The circumstances of the current confinement have meant that many of the scheduled meetings have had to be held in a forced modality. on-lineThis was an adaptation that, given the average age of the participants, did not cost them much. In this regard, they were able to experience a very participative and multilingual sacred triduum, as well as their traditional formation camp at the beginning of May (which this year was to be held in Malta) and which focused on the theme: violence, art and religion.

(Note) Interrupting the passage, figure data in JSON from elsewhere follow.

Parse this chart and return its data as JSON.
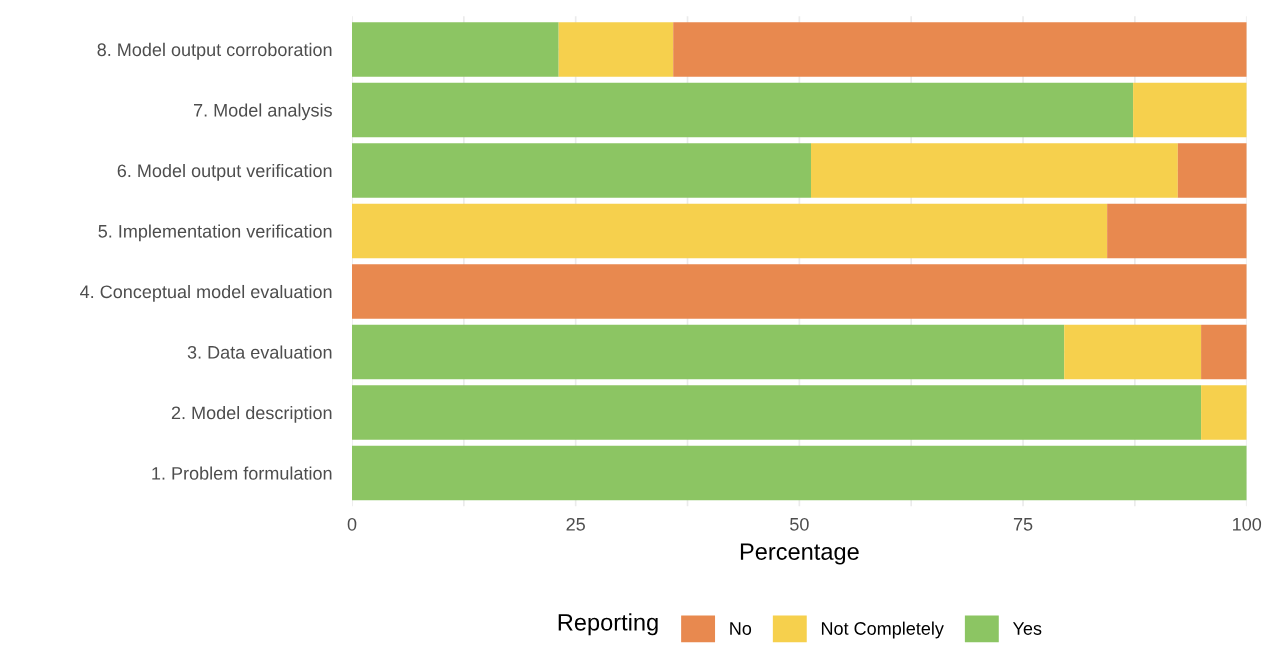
{
  "chart_data": {
    "type": "bar",
    "orientation": "horizontal",
    "stacked": true,
    "xlabel": "Percentage",
    "legend_title": "Reporting",
    "legend": "bottom",
    "grid": true,
    "categories": [
      "8. Model output corroboration",
      "7. Model analysis",
      "6. Model output verification",
      "5. Implementation verification",
      "4. Conceptual model evaluation",
      "3. Data evaluation",
      "2. Model description",
      "1. Problem formulation"
    ],
    "series": [
      {
        "name": "Yes",
        "color": "#8cc563",
        "values": [
          23.1,
          87.3,
          51.3,
          0,
          0,
          79.6,
          94.9,
          100
        ]
      },
      {
        "name": "Not Completely",
        "color": "#f6d04d",
        "values": [
          12.8,
          12.7,
          41.0,
          84.4,
          0,
          15.3,
          5.1,
          0
        ]
      },
      {
        "name": "No",
        "color": "#e8894f",
        "values": [
          64.1,
          0,
          7.7,
          15.6,
          100,
          5.1,
          0,
          0
        ]
      }
    ],
    "xlim": [
      0,
      100
    ],
    "xticks": [
      0,
      {
        "value": 12.5,
        "label": null
      },
      25,
      {
        "value": 37.5,
        "label": null
      },
      50,
      {
        "value": 62.5,
        "label": null
      },
      75,
      {
        "value": 87.5,
        "label": null
      },
      100
    ]
  }
}
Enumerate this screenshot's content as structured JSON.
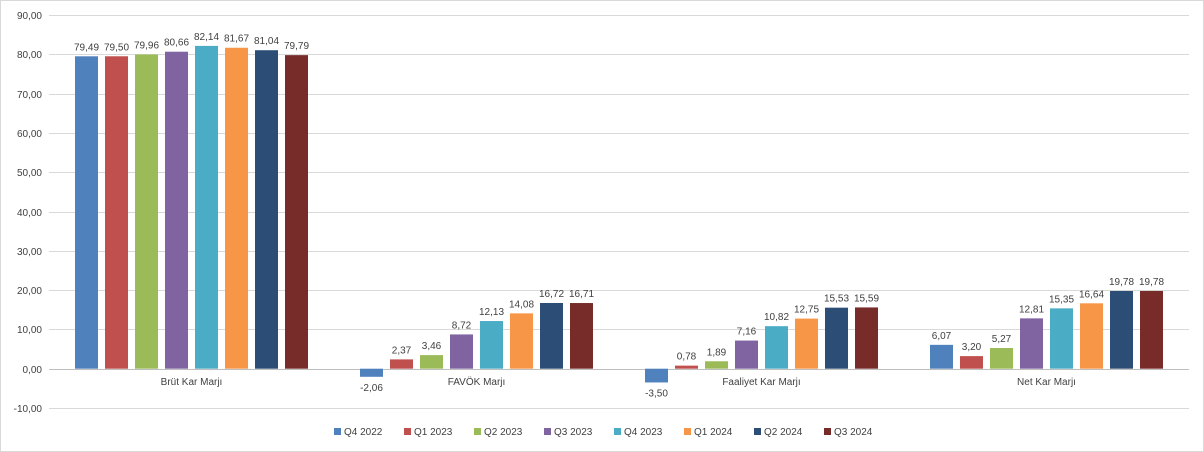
{
  "chart_data": {
    "type": "bar",
    "title": "",
    "xlabel": "",
    "ylabel": "",
    "ylim": [
      -10,
      90
    ],
    "yticks": [
      -10,
      0,
      10,
      20,
      30,
      40,
      50,
      60,
      70,
      80,
      90
    ],
    "ytick_labels": [
      "-10,00",
      "0,00",
      "10,00",
      "20,00",
      "30,00",
      "40,00",
      "50,00",
      "60,00",
      "70,00",
      "80,00",
      "90,00"
    ],
    "grid": true,
    "legend": "bottom",
    "categories": [
      "Brüt Kar Marjı",
      "FAVÖK Marjı",
      "Faaliyet Kar Marjı",
      "Net Kar Marjı"
    ],
    "series": [
      {
        "name": "Q4 2022",
        "color": "#4F81BD",
        "values": [
          79.49,
          -2.06,
          -3.5,
          6.07
        ],
        "labels": [
          "79,49",
          "-2,06",
          "-3,50",
          "6,07"
        ]
      },
      {
        "name": "Q1 2023",
        "color": "#C0504D",
        "values": [
          79.5,
          2.37,
          0.78,
          3.2
        ],
        "labels": [
          "79,50",
          "2,37",
          "0,78",
          "3,20"
        ]
      },
      {
        "name": "Q2 2023",
        "color": "#9BBB59",
        "values": [
          79.96,
          3.46,
          1.89,
          5.27
        ],
        "labels": [
          "79,96",
          "3,46",
          "1,89",
          "5,27"
        ]
      },
      {
        "name": "Q3 2023",
        "color": "#8064A2",
        "values": [
          80.66,
          8.72,
          7.16,
          12.81
        ],
        "labels": [
          "80,66",
          "8,72",
          "7,16",
          "12,81"
        ]
      },
      {
        "name": "Q4 2023",
        "color": "#4BACC6",
        "values": [
          82.14,
          12.13,
          10.82,
          15.35
        ],
        "labels": [
          "82,14",
          "12,13",
          "10,82",
          "15,35"
        ]
      },
      {
        "name": "Q1 2024",
        "color": "#F79646",
        "values": [
          81.67,
          14.08,
          12.75,
          16.64
        ],
        "labels": [
          "81,67",
          "14,08",
          "12,75",
          "16,64"
        ]
      },
      {
        "name": "Q2 2024",
        "color": "#2C4D75",
        "values": [
          81.04,
          16.72,
          15.53,
          19.78
        ],
        "labels": [
          "81,04",
          "16,72",
          "15,53",
          "19,78"
        ]
      },
      {
        "name": "Q3 2024",
        "color": "#772C2A",
        "values": [
          79.79,
          16.71,
          15.59,
          19.78
        ],
        "labels": [
          "79,79",
          "16,71",
          "15,59",
          "19,78"
        ]
      }
    ]
  }
}
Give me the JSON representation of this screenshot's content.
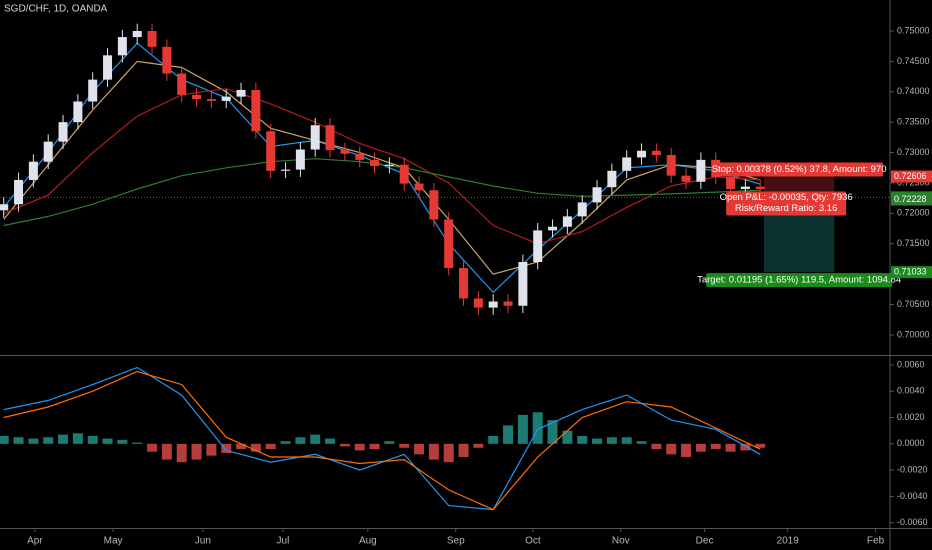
{
  "chart_data": [
    {
      "type": "candlestick",
      "title": "SGD/CHF, 1D, OANDA",
      "xlim": [
        0,
        240
      ],
      "xticks": [
        {
          "value": 9.4,
          "label": "Apr"
        },
        {
          "value": 30.5,
          "label": "May"
        },
        {
          "value": 54.7,
          "label": "Jun"
        },
        {
          "value": 76.3,
          "label": "Jul"
        },
        {
          "value": 99.2,
          "label": "Aug"
        },
        {
          "value": 122.9,
          "label": "Sep"
        },
        {
          "value": 143.7,
          "label": "Oct"
        },
        {
          "value": 167.4,
          "label": "Nov"
        },
        {
          "value": 190,
          "label": "Dec"
        },
        {
          "value": 212.4,
          "label": "2019"
        },
        {
          "value": 236.1,
          "label": "Feb"
        }
      ],
      "ylim": [
        0.6967,
        0.7551
      ],
      "yticks": [
        {
          "value": 0.75,
          "label": "0.75000"
        },
        {
          "value": 0.745,
          "label": "0.74500"
        },
        {
          "value": 0.74,
          "label": "0.74000"
        },
        {
          "value": 0.735,
          "label": "0.73500"
        },
        {
          "value": 0.73,
          "label": "0.73000"
        },
        {
          "value": 0.725,
          "label": "0.72500"
        },
        {
          "value": 0.72,
          "label": "0.72000"
        },
        {
          "value": 0.715,
          "label": "0.71500"
        },
        {
          "value": 0.705,
          "label": "0.70500"
        },
        {
          "value": 0.7,
          "label": "0.70000"
        }
      ],
      "up_color": "#e0e3eb",
      "down_color": "#e53935",
      "x": [
        1,
        5,
        9,
        13,
        17,
        21,
        25,
        29,
        33,
        37,
        41,
        45,
        49,
        53,
        57,
        61,
        65,
        69,
        73,
        77,
        81,
        85,
        89,
        93,
        97,
        101,
        105,
        109,
        113,
        117,
        121,
        125,
        129,
        133,
        137,
        141,
        145,
        149,
        153,
        157,
        161,
        165,
        169,
        173,
        177,
        181,
        185,
        189,
        193,
        197,
        201,
        205
      ],
      "open": [
        0.7205,
        0.7215,
        0.7255,
        0.7285,
        0.7318,
        0.735,
        0.7384,
        0.742,
        0.746,
        0.749,
        0.75,
        0.7474,
        0.743,
        0.7395,
        0.7388,
        0.7385,
        0.7392,
        0.7403,
        0.7335,
        0.727,
        0.7272,
        0.7305,
        0.7345,
        0.7304,
        0.7298,
        0.7288,
        0.7278,
        0.728,
        0.7249,
        0.7238,
        0.719,
        0.711,
        0.706,
        0.7045,
        0.7055,
        0.7048,
        0.712,
        0.7172,
        0.7178,
        0.7195,
        0.7218,
        0.7243,
        0.727,
        0.7292,
        0.7303,
        0.7296,
        0.7262,
        0.7252,
        0.7288,
        0.726,
        0.724,
        0.7244
      ],
      "high": [
        0.7227,
        0.7267,
        0.7297,
        0.733,
        0.7362,
        0.7396,
        0.7432,
        0.7472,
        0.7502,
        0.7512,
        0.7512,
        0.7486,
        0.7442,
        0.7407,
        0.74,
        0.7404,
        0.7415,
        0.7415,
        0.7347,
        0.7284,
        0.7317,
        0.7357,
        0.7357,
        0.7316,
        0.731,
        0.73,
        0.7292,
        0.7292,
        0.7261,
        0.725,
        0.7202,
        0.7122,
        0.7072,
        0.7067,
        0.7067,
        0.7132,
        0.7184,
        0.719,
        0.7207,
        0.723,
        0.7255,
        0.7282,
        0.7304,
        0.7315,
        0.7315,
        0.7308,
        0.7274,
        0.73,
        0.73,
        0.7272,
        0.7256,
        0.7256
      ],
      "low": [
        0.7193,
        0.7203,
        0.7243,
        0.7273,
        0.7306,
        0.7338,
        0.7372,
        0.7408,
        0.7448,
        0.7478,
        0.7462,
        0.7418,
        0.7383,
        0.7376,
        0.7373,
        0.7373,
        0.738,
        0.7323,
        0.7258,
        0.7258,
        0.726,
        0.7293,
        0.7292,
        0.7286,
        0.7276,
        0.7266,
        0.7266,
        0.7237,
        0.7226,
        0.7178,
        0.7098,
        0.7048,
        0.7033,
        0.7033,
        0.7036,
        0.7036,
        0.7108,
        0.716,
        0.7166,
        0.7183,
        0.7206,
        0.7231,
        0.7258,
        0.728,
        0.7284,
        0.725,
        0.724,
        0.724,
        0.7248,
        0.7228,
        0.7228,
        0.7228
      ],
      "close": [
        0.7215,
        0.7255,
        0.7285,
        0.7318,
        0.735,
        0.7384,
        0.742,
        0.746,
        0.749,
        0.75,
        0.7474,
        0.743,
        0.7395,
        0.7388,
        0.7385,
        0.7392,
        0.7403,
        0.7335,
        0.727,
        0.7272,
        0.7305,
        0.7345,
        0.7304,
        0.7298,
        0.7288,
        0.7278,
        0.728,
        0.7249,
        0.7238,
        0.719,
        0.711,
        0.706,
        0.7045,
        0.7055,
        0.7048,
        0.712,
        0.7172,
        0.7178,
        0.7195,
        0.7218,
        0.7243,
        0.727,
        0.7292,
        0.7303,
        0.7296,
        0.7262,
        0.7252,
        0.7288,
        0.726,
        0.724,
        0.7244,
        0.724
      ],
      "ma_x": [
        1,
        13,
        25,
        37,
        49,
        61,
        73,
        85,
        97,
        109,
        121,
        133,
        145,
        157,
        169,
        181,
        193,
        205
      ],
      "moving_averages": [
        {
          "color": "#2196f3",
          "values": [
            0.721,
            0.73,
            0.74,
            0.748,
            0.742,
            0.739,
            0.731,
            0.732,
            0.7295,
            0.7265,
            0.715,
            0.707,
            0.714,
            0.7205,
            0.7275,
            0.728,
            0.727,
            0.7248
          ]
        },
        {
          "color": "#c8a56a",
          "values": [
            0.719,
            0.728,
            0.737,
            0.745,
            0.744,
            0.74,
            0.734,
            0.732,
            0.73,
            0.7275,
            0.719,
            0.71,
            0.712,
            0.7185,
            0.7255,
            0.728,
            0.7275,
            0.7255
          ]
        },
        {
          "color": "#b71c1c",
          "values": [
            0.72,
            0.723,
            0.73,
            0.736,
            0.7395,
            0.7405,
            0.738,
            0.735,
            0.7315,
            0.729,
            0.725,
            0.718,
            0.715,
            0.717,
            0.721,
            0.7245,
            0.726,
            0.7255
          ]
        },
        {
          "color": "#2e7d32",
          "values": [
            0.718,
            0.7195,
            0.7215,
            0.724,
            0.7262,
            0.7275,
            0.7285,
            0.729,
            0.7285,
            0.7275,
            0.726,
            0.7245,
            0.7233,
            0.7228,
            0.723,
            0.7232,
            0.7235,
            0.7238
          ]
        }
      ],
      "current_price": 0.72263,
      "position": {
        "x_range": [
          206,
          225
        ],
        "entry": 0.72228,
        "stop": 0.72606,
        "target": 0.71033,
        "stop_label": "Stop: 0.00378 (0.52%) 37.8, Amount: 970",
        "pnl_label": "Open P&L: -0.00035, Qty: 7936",
        "rr_label": "Risk/Reward Ratio: 3.16",
        "target_label": "Target: 0.01195 (1.65%) 119.5, Amount: 1094.84"
      }
    },
    {
      "type": "macd",
      "ylim": [
        -0.0064,
        0.0066
      ],
      "yticks": [
        {
          "value": 0.006,
          "label": "0.0060"
        },
        {
          "value": 0.004,
          "label": "0.0040"
        },
        {
          "value": 0.002,
          "label": "0.0020"
        },
        {
          "value": 0,
          "label": "0.0000"
        },
        {
          "value": -0.002,
          "label": "-0.0020"
        },
        {
          "value": -0.004,
          "label": "-0.0040"
        },
        {
          "value": -0.006,
          "label": "-0.0060"
        }
      ],
      "x": [
        1,
        13,
        25,
        37,
        49,
        61,
        73,
        85,
        97,
        109,
        121,
        133,
        145,
        157,
        169,
        181,
        193,
        205
      ],
      "macd": {
        "color": "#2196f3",
        "values": [
          0.0026,
          0.0033,
          0.0045,
          0.0058,
          0.0037,
          -0.0005,
          -0.0014,
          -0.0008,
          -0.002,
          -0.0008,
          -0.0047,
          -0.005,
          0.0011,
          0.0026,
          0.0037,
          0.0018,
          0.0011,
          -0.0008
        ]
      },
      "signal": {
        "color": "#ff6d00",
        "values": [
          0.002,
          0.0028,
          0.004,
          0.0055,
          0.0045,
          0.0005,
          -0.001,
          -0.001,
          -0.0015,
          -0.0012,
          -0.0035,
          -0.005,
          -0.001,
          0.002,
          0.0032,
          0.0028,
          0.0012,
          -0.0004
        ]
      },
      "hist_x": [
        1,
        5,
        9,
        13,
        17,
        21,
        25,
        29,
        33,
        37,
        41,
        45,
        49,
        53,
        57,
        61,
        65,
        69,
        73,
        77,
        81,
        85,
        89,
        93,
        97,
        101,
        105,
        109,
        113,
        117,
        121,
        125,
        129,
        133,
        137,
        141,
        145,
        149,
        153,
        157,
        161,
        165,
        169,
        173,
        177,
        181,
        185,
        189,
        193,
        197,
        201,
        205
      ],
      "histogram": [
        0.0006,
        0.0005,
        0.0004,
        0.0005,
        0.0007,
        0.0008,
        0.0006,
        0.0004,
        0.0003,
        0.0001,
        -0.0006,
        -0.0012,
        -0.0014,
        -0.0012,
        -0.0009,
        -0.0007,
        -0.0004,
        -0.0006,
        -0.0004,
        0.0002,
        0.0005,
        0.0007,
        0.0004,
        -0.0002,
        -0.0005,
        -0.0004,
        0.0002,
        -0.0003,
        -0.0008,
        -0.0012,
        -0.0014,
        -0.001,
        -0.0003,
        0.0006,
        0.0014,
        0.0022,
        0.0024,
        0.0018,
        0.001,
        0.0006,
        0.0004,
        0.0005,
        0.0005,
        0.0002,
        -0.0004,
        -0.0008,
        -0.001,
        -0.0006,
        -0.0004,
        -0.0006,
        -0.0005,
        -0.0003
      ],
      "pos_color": "#26a69a",
      "neg_color": "#ef5350"
    }
  ]
}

And all of this obviously requires a minimum of organization, which is based on an international team of columnsThe eight members who, in direct collaboration with Jean Paul Hernandez, are in charge of scheduling the meetings, directing the training and, above all, taking care of the young coordinators and giving them a chance to take the lead, as Mari Paz Agudo (column from Living Stones in Spain).

The team of coordinators, to which Sofía Gómez and Diego Luis, a priest from Burgos and initiator of the community in his diocese, also belong, meets annually. In his first experience in Assisi half a year ago, the latter was able to feel the closeness, naturalness and welcome with which everything was lived in this authentic school of apostolic life. He, like everyone else who comes into contact with this community of communities, is invited from the very first moment to become one of them, a Living Stone more, in the beautiful mosaic that we Christians make up in the Church.

The authorCarlos Azcona

Parochial Vicar, parish of the Good Shepherd, Miranda de Ebro.